Hausdorff dimension of Julia sets of quadratics not in the Mandelbrot set. What are the bounds on the possible values of the Hausdorff dimension of the Julia sets of quadratics not in the Mandelbrot set? In particular, assume we have a quadratic $q_c: z \mapsto z^2 + c$ on the boundary of the Mandelbrot set $M$ and a curve $\gamma$ parameterized by the closed unit interval and with $\gamma(t)$ in $\mathbb{C} \setminus M$ for $t< 1$ and  $\gamma(1) = c$. If the Hausdorff dimension of $q_c$ is $h$, can one assume that the Hausdorff dimension of the Julia set of $q_t: z \mapsto z^2 + \gamma(t)$ tends to $h$ as $t$ tends to $1$?
 A: The Hausdorff dimension of Julia sets of quadratic polynomials has been well-studied, although some questions still remain. 
You specifically asked about parameters $c$ that do not belong to the Mandelbrot set.

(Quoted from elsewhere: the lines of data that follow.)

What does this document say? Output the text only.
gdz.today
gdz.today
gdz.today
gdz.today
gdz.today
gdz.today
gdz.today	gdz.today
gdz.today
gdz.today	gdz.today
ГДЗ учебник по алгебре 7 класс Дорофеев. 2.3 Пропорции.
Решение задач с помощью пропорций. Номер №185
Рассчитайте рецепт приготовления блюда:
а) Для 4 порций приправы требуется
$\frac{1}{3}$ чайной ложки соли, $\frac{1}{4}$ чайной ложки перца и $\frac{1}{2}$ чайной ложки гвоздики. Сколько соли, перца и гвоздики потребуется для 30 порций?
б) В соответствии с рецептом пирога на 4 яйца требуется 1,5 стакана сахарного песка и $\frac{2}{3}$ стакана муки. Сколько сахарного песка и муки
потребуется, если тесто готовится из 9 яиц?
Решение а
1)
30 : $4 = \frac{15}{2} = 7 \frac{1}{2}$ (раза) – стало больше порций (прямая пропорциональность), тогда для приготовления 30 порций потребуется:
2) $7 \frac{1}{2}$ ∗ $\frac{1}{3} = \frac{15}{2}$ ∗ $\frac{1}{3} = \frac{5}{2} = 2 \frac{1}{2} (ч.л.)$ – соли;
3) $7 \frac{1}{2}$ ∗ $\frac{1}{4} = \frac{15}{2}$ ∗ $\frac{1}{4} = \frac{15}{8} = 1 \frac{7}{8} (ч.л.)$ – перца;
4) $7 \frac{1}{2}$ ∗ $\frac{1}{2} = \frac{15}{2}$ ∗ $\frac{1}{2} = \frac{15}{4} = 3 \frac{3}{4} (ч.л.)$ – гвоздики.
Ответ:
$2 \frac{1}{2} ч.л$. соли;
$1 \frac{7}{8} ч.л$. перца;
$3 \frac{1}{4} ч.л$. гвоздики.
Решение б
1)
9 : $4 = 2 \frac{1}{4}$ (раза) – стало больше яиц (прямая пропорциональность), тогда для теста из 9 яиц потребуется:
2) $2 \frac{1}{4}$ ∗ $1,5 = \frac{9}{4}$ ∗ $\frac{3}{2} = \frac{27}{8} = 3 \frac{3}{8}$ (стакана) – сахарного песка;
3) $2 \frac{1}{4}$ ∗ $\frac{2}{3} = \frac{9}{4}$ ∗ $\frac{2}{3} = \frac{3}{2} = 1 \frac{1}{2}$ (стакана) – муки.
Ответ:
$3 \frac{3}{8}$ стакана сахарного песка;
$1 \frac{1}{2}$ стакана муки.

In this case, the map $q_c(z) = z^2 + c$ has a totally disconnected Julia set. Here is what can be said.
1) The Hausdorff dimension is always strictly greater than zero. (This is true for all non-linear, non-constant rational functions, even for meromorphic functions, as proved by Stallard. See e.g. Corollary 2.11 in my paper "Hyperbolic dimension and radial Julia sets of transcendental functions", Proc. Amer. Math. Soc. 137 (2009), 1411-1420.)
2) As $c$ tends to infinity, the Hausdorff dimension of the Julia set tends to zero. This is because the Julia set can be written as the limit set of a conformal iterated function system with two maps, corresponding to the inverse branches of the maps, and these are strongly contracting if $c$ is large.
3) As Alex mentions, Hausdorff dimension does not vary continuously for parameters on the boundary of the Mandelbrot set. In fact, the following is true:
Theorem. Suppose that $c\in \partial M$. Then there is a sequence $(c_n)$ of parameters outside the Mandelbrot set such that $\dim(J(q_{c_n}))\to 2$. 
This follows from Shishikura's famous proof that the boundary of the Mandelbrot set has Hausdorff dimension equal to $2$ ("The Hausdorff dimension of the boundary of the Mandelbrot set and Julia sets", Ann. of Math. 147 (1998), no. 2, 225–267). Indeed, he shows that there is a dense set of parameters on the boundary where the hyperbolic dimension equals two. Any nearby parameter will have a Julia set of Hausdorff dimension close to $2$.
On the other hand, there are many parameters on the boundary of the Mandelbrot set where the Hausdorff dimension is strictly less than $2$. So it is not hard to see that the dimension does not depend continuously in the way that you desire.
If we ask about radial limits (i.e., consider the conformal map that takes the complement of the closed unit disk to the complement of the Mandelbrot set, and approach the boundary of the Mandelbrot set along the image of a straight ray), things become more subtle, and I am not sure what exactly is known. However, from what I can remember, it is known that, even for the simple case where $c(t) = 1/4+t$, $t>0$, the Hausdorff dimension of $J(q_{c(t)})$ does not tend to that of $J(q_{1/4})$ as $t\to 0$. (This is the parabolic implosion that Alex mentions.)
A: At some points of the boundary of M, the Hausdorff dimension is not continuous, these are points
of "parabolic implosion", see MR2521938.